Art in metal
I was trying to find someone who could make me a mirror, I knew exactly what it needed to look like but had never done anything like it before. We had a big container in our garden which we were helping a friend renovate into a tuck shop. I looked at all the equipment and thought if we can transform that giant chunk of steel into what we envisioned then we would definitely be able to make my little mirror. I spoke to Stixon Vhinyu, who was the welder we had contracted for the container job, I drew the mirror I wanted on the floor in the work shop in chalk and discussed it with him to see if he thought it was possible, he did. We decided on specs and spaces and the various sizes of steel we would use.
Once we had made it everyone who saw it wanted one. I love jobs or tasks that have a distinct beginning and end. This certainly did, standing back and looking at our mirror moulded, ground and then painted to perfection with a smooth glossy finish was all the inspiration needed. It was beautiful and we had made it right here in the work shop.

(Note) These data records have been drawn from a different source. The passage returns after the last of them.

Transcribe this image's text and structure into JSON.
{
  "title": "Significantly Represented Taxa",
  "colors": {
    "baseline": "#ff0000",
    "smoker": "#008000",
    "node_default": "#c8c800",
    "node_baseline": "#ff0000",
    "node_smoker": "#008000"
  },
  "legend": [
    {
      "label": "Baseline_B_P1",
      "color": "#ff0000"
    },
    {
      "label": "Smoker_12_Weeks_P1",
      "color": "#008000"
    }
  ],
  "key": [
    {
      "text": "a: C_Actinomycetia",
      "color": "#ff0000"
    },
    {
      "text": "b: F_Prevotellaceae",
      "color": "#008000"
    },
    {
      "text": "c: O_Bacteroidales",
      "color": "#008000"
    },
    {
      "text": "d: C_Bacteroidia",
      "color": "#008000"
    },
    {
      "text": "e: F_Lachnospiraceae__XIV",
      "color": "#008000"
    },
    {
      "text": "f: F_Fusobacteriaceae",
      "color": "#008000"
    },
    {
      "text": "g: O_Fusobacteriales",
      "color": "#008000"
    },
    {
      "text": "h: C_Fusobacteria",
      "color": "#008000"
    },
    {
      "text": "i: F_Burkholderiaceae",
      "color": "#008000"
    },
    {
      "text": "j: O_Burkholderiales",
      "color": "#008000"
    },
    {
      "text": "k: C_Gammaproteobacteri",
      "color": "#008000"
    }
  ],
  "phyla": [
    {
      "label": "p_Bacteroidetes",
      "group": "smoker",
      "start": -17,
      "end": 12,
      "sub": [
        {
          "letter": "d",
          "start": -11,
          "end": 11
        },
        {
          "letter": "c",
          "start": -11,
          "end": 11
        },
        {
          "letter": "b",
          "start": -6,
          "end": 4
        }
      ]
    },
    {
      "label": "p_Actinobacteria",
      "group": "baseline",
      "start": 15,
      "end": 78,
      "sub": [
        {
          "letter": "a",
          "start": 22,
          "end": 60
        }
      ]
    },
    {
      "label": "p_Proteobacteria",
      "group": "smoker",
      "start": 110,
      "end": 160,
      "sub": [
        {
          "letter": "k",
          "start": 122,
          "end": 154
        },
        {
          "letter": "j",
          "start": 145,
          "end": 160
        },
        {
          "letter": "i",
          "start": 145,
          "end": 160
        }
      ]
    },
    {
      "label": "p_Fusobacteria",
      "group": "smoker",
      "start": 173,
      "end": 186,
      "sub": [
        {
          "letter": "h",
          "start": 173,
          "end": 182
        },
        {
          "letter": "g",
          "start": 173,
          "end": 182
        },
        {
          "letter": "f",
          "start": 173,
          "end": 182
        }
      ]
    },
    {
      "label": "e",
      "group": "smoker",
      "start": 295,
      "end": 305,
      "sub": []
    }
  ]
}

That was how my love for this art began. I had a million more designs I wanted to make. Stix had been working with steel for years, his level of skill was undeniable and basically he showed me that whatever I could think of we could make. He showed me how to bend, twist and shape the steel. It didn’t take long for me to realize that the potential was limitless. My mind revelled at the vast expanse of all that was possible.

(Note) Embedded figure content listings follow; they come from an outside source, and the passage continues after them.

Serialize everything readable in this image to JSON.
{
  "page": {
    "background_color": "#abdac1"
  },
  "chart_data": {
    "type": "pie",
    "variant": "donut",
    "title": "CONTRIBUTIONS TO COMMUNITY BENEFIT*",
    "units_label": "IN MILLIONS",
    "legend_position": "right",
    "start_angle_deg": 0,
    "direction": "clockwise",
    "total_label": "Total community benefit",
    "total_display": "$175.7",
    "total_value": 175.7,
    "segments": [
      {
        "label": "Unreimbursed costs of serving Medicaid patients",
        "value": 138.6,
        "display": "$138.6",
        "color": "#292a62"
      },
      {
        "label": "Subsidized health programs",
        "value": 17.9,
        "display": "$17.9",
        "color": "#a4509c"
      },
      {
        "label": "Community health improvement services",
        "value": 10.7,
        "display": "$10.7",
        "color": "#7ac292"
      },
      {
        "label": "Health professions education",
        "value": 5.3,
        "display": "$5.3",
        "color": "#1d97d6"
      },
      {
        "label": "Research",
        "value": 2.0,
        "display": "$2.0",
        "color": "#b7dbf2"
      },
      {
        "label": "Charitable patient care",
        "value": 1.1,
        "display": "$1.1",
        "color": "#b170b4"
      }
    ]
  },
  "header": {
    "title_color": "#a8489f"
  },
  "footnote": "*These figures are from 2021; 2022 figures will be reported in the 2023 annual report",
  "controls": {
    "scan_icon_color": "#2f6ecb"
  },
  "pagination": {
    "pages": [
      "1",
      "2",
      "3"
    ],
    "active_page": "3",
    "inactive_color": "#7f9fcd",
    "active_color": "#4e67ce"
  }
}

Practicality is very necessary. If it does not fit or does not function then it is not going to work. This is where our third and final member of our team’s strong point lies. A year and a half later I employed Elliot Chipomho as a gardener. He also took an interest in the goings on in the work shop and with his practical, organized and energetic approach he soon proved that his input was invaluable and completed our team perfectly. I would never have called myself an artist, Stix often stands and shakes his head when I produce a new sketch of an idea. Only after a lot of explaining and more sketches or after half of the fabrication work is done do we finally reach a mutual understanding of where the piece is going.

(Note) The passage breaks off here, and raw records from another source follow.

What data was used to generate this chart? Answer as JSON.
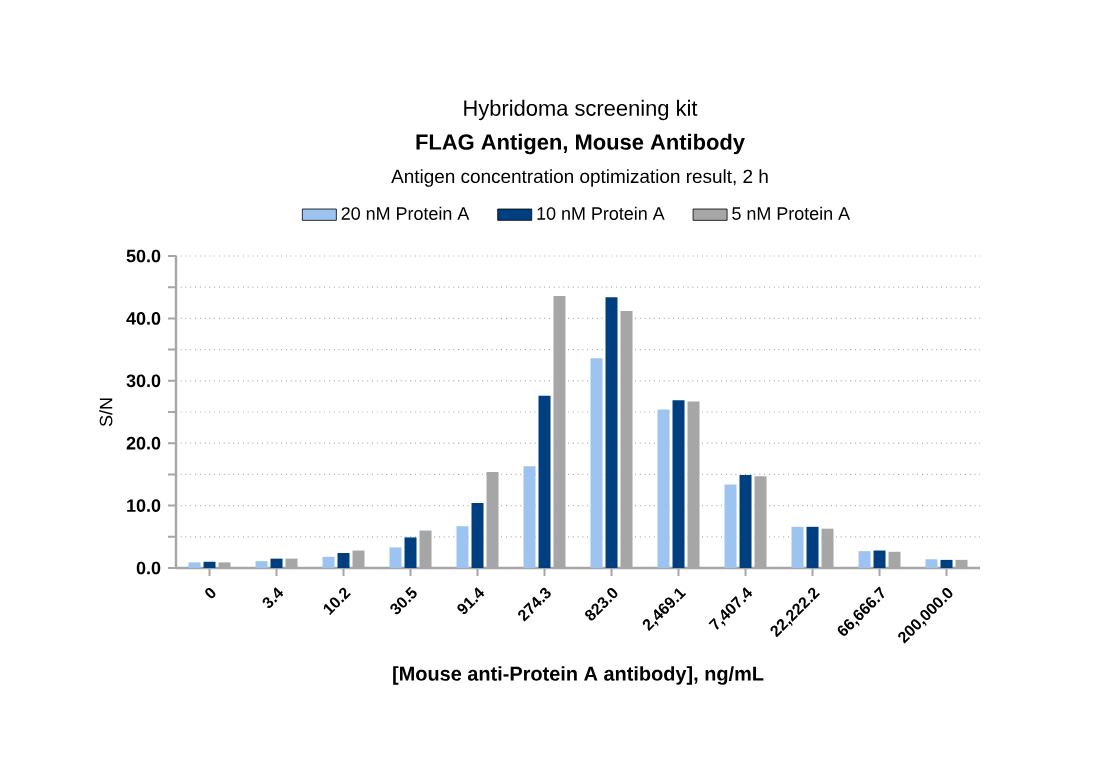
{
  "chart_data": {
    "type": "bar",
    "title": "FLAG Antigen, Mouse Antibody",
    "subtitle": "Antigen concentration optimization result, 2 h",
    "annotations": [
      "Hybridoma screening kit"
    ],
    "xlabel": "[Mouse anti-Protein A antibody], ng/mL",
    "ylabel": "S/N",
    "categories": [
      "0",
      "3.4",
      "10.2",
      "30.5",
      "91.4",
      "274.3",
      "823.0",
      "2,469.1",
      "7,407.4",
      "22,222.2",
      "66,666.7",
      "200,000.0"
    ],
    "series": [
      {
        "name": "20 nM Protein A",
        "color": "#9dc3f0",
        "values": [
          0.9,
          1.1,
          1.8,
          3.3,
          6.7,
          16.3,
          33.6,
          25.4,
          13.4,
          6.6,
          2.7,
          1.4
        ]
      },
      {
        "name": "10 nM Protein A",
        "color": "#003f7f",
        "values": [
          1.0,
          1.5,
          2.4,
          4.9,
          10.4,
          27.6,
          43.4,
          26.9,
          14.9,
          6.6,
          2.8,
          1.3
        ]
      },
      {
        "name": "5 nM Protein A",
        "color": "#a6a6a6",
        "values": [
          0.9,
          1.5,
          2.8,
          6.0,
          15.4,
          43.6,
          41.2,
          26.7,
          14.7,
          6.3,
          2.6,
          1.3
        ]
      }
    ],
    "ylim": [
      0,
      50
    ],
    "yticks": [
      {
        "value": 0,
        "label": "0.0"
      },
      {
        "value": 5,
        "label": null
      },
      {
        "value": 10,
        "label": "10.0"
      },
      {
        "value": 15,
        "label": null
      },
      {
        "value": 20,
        "label": "20.0"
      },
      {
        "value": 25,
        "label": null
      },
      {
        "value": 30,
        "label": "30.0"
      },
      {
        "value": 35,
        "label": null
      },
      {
        "value": 40,
        "label": "40.0"
      },
      {
        "value": 45,
        "label": null
      },
      {
        "value": 50,
        "label": "50.0"
      }
    ],
    "grid": "y",
    "legend": "top"
  }
}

I think of what we do as more of a craft or skill set but in the end the product is a form of art. The furnishing you garnish your house with is an art and an extension of you, if you don’t like something it wouldn’t be in your home. People complimented us on the quality and finishing’s of our work, that’s when I scouted around and realized we did produce very neat creative pieces, now all I needed was to find outlets to showcase our work. Fortunately for me Harare has a number of Fairs where craftsmen can exhibit. Yes some are filled with mass produced factory items but a select few were full of artists amazing work, we attended some of these and they went well. I managed to get a small stand at Doon estate were local artist’s exhibit and sell their wares. We also display at Periwinkle gift shop number 167, Enterprise road and our newest exciting spot is KwaMurongo Galleria at number 9 Normandy, I love it as they serve delicious traditional food and the gallery is filled with hand made Zimbabwean paraphernalia, making it the perfect setting for locals or visitors.
Luckily for me our work seems to speak for itself, it’s mainly word of mouth referrals for curtain rods that keep us busy. I Love this because it gives me the opportunity to meet people who are in the process of improving their homes. We all seem to have an idea of how we would like to improve or change our home, this allows me to collaborate with individuals and incorporate their ideas into finished home art or functional accessories.